Glossary of terms

The following table defines the terms associated with radioactive waste.

Term Definition
alpha emitter A radioisotope that emits an alpha particle when it decays.
alpha particle A positively charged particle containing two protons and two neutrons which is emitted by certain radioisotopes.
atom The smallest quantity of an element that can take part in a chemical reaction. Atoms are made up of a nucleus containing protons and neutrons, which is surrounded by clouds of electrons.
background radiation Low level radiation from small amounts of radioisotopes in the surrounding soil, water, atmosphere, buildings, and so forth.
becquerel (Bq) The international standard unit of measurement of radioactivity, defined as one radioactive disintegration per second.
beta emitter A radioisotope that emits a beta particle when it decays.
beta particle An electron or positron emitted by the nucleus of a radionuclide during radioactive decay.
cosmic radiation Radiation that reaches the Earth from outer space.
decay product The product of the spontaneous radioactive decay of a nuclide.
disposal The emplacement of waste in an approved, specified facility without the intention of retrieval.
engineered barrier A feature made or altered by humans that delays or prevents radionuclide migration from the waste or the disposal structure into its surroundings. It may be part of the waste package or part of the disposal structure.
gamma emitter A radioisotope that emits gamma rays when it decays.
gamma rays High energy radiation similar to X-rays.
irradiation Subjection to ionising radiation.
isotope One of two or more forms of a chemical element having the same number of protons but a different number of neutrons. All isotopes of the same element have the same chemical properties, and therefore cannot be separated by chemical means.
kilowatt (kW) One thousand watts. A watt is the international standard unit of measurement of power, equal to one joule per second.
near-surface disposal Disposal of waste, with or without engineered barriers, on or below the ground surface, where the final protective covering is of the order of a few metres thick, or in caverns a few tens of metres below the Earth's surface.

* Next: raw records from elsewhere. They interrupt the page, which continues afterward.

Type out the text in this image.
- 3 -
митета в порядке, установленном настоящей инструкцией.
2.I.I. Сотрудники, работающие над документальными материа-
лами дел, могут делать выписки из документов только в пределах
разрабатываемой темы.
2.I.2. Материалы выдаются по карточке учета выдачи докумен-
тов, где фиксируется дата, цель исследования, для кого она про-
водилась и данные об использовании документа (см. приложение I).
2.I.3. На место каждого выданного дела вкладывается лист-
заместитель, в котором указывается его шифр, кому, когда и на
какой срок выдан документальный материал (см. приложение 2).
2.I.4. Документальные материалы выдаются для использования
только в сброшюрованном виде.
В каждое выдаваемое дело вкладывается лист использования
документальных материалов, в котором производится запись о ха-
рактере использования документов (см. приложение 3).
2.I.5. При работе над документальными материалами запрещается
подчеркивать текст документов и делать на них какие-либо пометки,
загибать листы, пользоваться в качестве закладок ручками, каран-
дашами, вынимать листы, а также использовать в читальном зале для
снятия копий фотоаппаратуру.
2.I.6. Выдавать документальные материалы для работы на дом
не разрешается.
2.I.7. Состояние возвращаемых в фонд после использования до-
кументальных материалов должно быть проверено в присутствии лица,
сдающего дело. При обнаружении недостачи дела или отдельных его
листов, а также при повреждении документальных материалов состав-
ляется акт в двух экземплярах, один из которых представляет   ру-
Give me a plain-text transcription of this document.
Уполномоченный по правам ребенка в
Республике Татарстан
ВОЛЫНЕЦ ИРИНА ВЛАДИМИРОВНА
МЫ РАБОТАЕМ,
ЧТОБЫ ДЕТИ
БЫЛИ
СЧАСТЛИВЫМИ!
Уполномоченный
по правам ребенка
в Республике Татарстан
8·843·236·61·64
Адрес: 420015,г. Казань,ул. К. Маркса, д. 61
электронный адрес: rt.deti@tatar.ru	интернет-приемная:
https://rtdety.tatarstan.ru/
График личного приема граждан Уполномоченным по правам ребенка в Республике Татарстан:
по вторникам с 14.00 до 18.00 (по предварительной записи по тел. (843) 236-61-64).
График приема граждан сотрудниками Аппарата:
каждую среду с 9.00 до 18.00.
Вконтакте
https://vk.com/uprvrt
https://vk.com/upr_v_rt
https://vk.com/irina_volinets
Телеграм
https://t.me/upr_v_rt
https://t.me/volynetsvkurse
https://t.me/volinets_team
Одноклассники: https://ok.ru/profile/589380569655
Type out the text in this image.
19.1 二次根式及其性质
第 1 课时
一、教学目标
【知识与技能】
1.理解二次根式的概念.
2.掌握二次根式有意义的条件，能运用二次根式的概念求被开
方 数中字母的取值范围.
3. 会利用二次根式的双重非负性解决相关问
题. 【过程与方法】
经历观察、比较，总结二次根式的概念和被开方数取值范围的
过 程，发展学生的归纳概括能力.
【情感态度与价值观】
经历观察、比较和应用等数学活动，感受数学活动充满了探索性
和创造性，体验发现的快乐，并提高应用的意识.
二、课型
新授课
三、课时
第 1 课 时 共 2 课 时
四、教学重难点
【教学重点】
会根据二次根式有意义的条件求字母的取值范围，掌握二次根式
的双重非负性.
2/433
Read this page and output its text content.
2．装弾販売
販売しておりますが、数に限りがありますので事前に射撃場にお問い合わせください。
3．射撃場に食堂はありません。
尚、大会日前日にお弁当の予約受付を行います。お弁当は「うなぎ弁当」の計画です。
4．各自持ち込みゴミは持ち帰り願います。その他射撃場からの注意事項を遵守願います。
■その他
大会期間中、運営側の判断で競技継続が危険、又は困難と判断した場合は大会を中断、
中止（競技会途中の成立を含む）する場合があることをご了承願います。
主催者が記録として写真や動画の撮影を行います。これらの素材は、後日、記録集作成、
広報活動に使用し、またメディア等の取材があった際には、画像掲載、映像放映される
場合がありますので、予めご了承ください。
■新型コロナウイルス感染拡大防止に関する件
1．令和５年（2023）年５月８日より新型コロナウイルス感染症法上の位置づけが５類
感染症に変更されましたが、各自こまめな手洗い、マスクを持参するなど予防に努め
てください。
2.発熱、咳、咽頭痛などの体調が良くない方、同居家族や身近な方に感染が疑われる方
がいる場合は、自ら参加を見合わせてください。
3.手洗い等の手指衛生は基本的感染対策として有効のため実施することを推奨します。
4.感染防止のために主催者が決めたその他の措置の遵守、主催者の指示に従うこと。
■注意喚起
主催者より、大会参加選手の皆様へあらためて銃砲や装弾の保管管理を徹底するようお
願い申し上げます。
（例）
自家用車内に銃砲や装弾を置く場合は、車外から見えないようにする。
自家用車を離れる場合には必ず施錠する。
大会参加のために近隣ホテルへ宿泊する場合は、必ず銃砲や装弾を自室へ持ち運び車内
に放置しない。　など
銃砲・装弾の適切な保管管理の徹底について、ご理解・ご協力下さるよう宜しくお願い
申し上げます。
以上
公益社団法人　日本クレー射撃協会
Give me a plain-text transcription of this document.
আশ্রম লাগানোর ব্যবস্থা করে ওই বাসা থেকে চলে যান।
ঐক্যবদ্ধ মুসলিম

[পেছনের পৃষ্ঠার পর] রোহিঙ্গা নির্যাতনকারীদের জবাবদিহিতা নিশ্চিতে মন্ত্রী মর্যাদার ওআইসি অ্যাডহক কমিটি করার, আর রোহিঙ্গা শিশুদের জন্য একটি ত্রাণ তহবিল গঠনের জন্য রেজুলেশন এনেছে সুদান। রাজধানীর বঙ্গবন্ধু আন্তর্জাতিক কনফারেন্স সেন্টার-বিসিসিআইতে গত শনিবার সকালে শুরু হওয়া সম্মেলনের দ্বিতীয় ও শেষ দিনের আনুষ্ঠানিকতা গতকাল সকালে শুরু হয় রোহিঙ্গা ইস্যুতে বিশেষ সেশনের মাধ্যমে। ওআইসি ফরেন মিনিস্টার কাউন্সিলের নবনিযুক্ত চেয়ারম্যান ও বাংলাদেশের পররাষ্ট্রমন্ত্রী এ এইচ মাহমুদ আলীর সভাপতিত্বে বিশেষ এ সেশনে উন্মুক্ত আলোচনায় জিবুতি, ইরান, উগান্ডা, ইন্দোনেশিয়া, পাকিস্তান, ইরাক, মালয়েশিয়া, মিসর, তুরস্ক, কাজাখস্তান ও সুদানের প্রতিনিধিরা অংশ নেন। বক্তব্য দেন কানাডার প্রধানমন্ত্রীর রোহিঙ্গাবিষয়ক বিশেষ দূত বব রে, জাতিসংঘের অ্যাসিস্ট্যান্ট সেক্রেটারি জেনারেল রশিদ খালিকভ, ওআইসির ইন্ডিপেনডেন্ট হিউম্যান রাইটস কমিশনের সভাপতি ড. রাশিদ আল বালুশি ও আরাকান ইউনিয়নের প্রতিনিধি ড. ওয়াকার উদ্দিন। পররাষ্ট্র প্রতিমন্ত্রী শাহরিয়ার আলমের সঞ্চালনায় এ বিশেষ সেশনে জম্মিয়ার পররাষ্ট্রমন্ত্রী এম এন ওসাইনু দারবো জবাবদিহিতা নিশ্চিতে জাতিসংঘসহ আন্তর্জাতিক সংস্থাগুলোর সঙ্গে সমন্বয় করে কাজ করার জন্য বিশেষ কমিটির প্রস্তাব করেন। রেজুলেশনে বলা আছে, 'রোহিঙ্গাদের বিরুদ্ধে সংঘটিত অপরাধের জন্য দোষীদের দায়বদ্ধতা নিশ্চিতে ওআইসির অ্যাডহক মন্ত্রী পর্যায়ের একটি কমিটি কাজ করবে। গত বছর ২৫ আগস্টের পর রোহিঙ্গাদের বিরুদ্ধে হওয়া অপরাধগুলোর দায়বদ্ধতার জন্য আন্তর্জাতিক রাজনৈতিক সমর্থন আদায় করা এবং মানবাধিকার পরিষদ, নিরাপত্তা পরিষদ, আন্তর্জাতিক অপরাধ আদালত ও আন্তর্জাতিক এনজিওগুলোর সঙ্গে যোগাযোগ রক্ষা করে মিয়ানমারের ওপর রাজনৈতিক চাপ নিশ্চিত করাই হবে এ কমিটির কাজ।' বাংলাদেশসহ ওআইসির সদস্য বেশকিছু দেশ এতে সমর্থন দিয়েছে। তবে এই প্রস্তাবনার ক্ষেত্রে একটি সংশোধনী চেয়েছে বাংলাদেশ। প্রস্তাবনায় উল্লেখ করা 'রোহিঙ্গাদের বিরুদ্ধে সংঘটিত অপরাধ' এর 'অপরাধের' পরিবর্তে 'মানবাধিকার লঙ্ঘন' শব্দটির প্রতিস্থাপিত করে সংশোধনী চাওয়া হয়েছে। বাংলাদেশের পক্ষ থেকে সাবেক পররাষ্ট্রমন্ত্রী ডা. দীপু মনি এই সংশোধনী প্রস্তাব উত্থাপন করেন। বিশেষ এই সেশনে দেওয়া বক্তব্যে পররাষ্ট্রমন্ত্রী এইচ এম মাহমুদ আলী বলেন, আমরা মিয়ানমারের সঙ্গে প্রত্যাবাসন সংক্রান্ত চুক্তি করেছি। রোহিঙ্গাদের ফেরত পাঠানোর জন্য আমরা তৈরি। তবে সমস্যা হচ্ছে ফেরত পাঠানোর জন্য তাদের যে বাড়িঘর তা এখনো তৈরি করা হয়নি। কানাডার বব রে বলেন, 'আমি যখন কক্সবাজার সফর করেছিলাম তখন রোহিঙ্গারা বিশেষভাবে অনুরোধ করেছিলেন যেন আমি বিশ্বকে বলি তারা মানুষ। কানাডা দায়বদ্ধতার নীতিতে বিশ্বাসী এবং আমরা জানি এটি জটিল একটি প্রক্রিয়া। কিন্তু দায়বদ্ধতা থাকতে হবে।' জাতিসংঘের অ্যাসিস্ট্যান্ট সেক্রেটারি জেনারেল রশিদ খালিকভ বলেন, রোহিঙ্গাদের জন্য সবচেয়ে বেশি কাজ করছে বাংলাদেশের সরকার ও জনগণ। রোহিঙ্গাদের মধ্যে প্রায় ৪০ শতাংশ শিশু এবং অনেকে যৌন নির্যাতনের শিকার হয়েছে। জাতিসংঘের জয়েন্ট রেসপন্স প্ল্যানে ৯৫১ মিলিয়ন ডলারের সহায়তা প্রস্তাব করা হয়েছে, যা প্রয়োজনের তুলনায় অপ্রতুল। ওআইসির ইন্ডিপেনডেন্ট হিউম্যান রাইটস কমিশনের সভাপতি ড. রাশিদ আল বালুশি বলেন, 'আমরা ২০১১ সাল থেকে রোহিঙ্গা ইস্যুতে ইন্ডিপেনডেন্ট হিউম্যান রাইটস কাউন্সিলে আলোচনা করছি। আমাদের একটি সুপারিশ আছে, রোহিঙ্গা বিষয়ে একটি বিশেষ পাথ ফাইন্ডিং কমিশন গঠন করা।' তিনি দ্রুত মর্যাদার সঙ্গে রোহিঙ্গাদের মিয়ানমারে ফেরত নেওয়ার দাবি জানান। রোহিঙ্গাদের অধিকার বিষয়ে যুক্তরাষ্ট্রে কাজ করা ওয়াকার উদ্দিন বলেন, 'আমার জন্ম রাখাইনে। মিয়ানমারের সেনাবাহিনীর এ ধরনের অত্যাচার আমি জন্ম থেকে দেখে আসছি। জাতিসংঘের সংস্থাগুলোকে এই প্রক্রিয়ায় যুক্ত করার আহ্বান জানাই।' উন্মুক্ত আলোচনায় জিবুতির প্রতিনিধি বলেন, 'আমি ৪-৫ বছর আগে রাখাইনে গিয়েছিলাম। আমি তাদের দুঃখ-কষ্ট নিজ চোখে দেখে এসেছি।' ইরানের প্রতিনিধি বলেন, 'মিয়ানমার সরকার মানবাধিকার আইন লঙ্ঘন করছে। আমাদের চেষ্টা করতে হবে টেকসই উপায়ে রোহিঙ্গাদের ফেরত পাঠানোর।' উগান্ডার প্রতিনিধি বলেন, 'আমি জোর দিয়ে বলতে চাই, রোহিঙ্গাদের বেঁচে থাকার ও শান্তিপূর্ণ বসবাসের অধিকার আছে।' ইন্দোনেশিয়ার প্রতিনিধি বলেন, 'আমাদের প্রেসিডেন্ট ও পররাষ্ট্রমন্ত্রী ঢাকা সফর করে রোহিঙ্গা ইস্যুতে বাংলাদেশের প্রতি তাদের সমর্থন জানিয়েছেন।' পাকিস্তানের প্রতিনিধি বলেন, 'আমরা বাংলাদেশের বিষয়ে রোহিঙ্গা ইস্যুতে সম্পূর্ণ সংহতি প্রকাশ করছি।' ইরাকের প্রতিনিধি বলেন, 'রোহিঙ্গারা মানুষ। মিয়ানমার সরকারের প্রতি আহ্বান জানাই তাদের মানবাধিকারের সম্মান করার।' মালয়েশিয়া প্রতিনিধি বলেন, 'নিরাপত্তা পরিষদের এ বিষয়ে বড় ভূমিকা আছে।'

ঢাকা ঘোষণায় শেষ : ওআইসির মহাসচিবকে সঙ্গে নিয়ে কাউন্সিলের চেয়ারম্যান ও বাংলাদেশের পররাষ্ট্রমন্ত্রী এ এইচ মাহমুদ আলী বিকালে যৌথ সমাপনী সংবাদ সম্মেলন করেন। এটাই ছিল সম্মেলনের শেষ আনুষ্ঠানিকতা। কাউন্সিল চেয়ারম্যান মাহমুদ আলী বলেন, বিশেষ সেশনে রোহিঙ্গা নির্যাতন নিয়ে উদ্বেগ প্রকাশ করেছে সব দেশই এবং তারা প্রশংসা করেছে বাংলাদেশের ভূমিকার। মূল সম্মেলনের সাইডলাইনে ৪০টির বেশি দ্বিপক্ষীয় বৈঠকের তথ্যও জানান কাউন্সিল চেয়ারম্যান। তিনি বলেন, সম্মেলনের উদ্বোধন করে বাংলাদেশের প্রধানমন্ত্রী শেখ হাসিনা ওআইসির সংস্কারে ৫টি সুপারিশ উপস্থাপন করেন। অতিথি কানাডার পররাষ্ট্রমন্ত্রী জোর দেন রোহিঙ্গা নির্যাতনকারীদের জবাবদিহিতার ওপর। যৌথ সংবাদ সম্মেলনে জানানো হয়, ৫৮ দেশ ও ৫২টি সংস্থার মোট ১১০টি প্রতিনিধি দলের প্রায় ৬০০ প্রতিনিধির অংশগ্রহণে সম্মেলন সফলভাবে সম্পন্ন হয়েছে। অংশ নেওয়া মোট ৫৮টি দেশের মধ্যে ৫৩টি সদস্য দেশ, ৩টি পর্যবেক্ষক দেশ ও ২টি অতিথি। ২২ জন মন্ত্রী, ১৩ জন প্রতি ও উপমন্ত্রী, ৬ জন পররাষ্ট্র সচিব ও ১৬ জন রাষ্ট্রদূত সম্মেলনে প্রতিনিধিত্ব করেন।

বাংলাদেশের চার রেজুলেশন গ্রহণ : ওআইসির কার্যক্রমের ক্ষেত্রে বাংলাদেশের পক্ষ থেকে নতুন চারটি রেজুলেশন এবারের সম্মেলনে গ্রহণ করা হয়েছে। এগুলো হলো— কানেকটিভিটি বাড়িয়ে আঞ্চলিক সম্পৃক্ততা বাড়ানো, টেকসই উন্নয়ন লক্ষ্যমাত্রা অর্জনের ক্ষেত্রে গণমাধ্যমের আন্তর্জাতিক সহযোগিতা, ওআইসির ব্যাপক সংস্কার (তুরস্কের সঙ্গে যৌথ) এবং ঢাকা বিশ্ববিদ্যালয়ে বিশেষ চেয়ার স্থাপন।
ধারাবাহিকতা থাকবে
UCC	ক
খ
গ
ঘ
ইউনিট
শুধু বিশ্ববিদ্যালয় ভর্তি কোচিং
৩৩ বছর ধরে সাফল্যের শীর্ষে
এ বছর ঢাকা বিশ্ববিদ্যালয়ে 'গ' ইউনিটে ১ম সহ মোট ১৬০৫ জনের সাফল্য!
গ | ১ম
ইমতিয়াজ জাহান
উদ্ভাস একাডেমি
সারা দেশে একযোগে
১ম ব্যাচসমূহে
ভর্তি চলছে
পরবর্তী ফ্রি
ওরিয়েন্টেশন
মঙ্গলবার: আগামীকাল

nuclide An atom of a particular element distinguished by the number of protons and neutrons in its nucleus.
radioactive waste Material that contains or is contaminated with radionuclides at concentrations or activities greater than clearance levels as established by the regulatory body, and for which no use is foreseen.
radiation Release of energy through the decay of unstable atoms.
radiography Production of images through use of radioactive materials, used in medicine, industry, etc.
radioisotope Any isotope which is unstable and undergoes natural radioactive decay.
radionuclide Any nuclide which is unstable and undergoes natural radioactive decay.
radiopharmaceutical A therapeutic drug that contains radioactive material.
sievert (Sv) The international standard unit of measurement of effective dose, dose being the amount of energy delivered to a mass of material by ionising radiation passing through it. The average person receives a dose of approximately 1.5 milliSieverts of background radiation each year. For more information on radiation doses, see Related documents.
storage Storage of radioactive materials such that isolation, monitoring, environmental protection and human control are provided, and subsequent action involving treatment, transport and disposal is expected.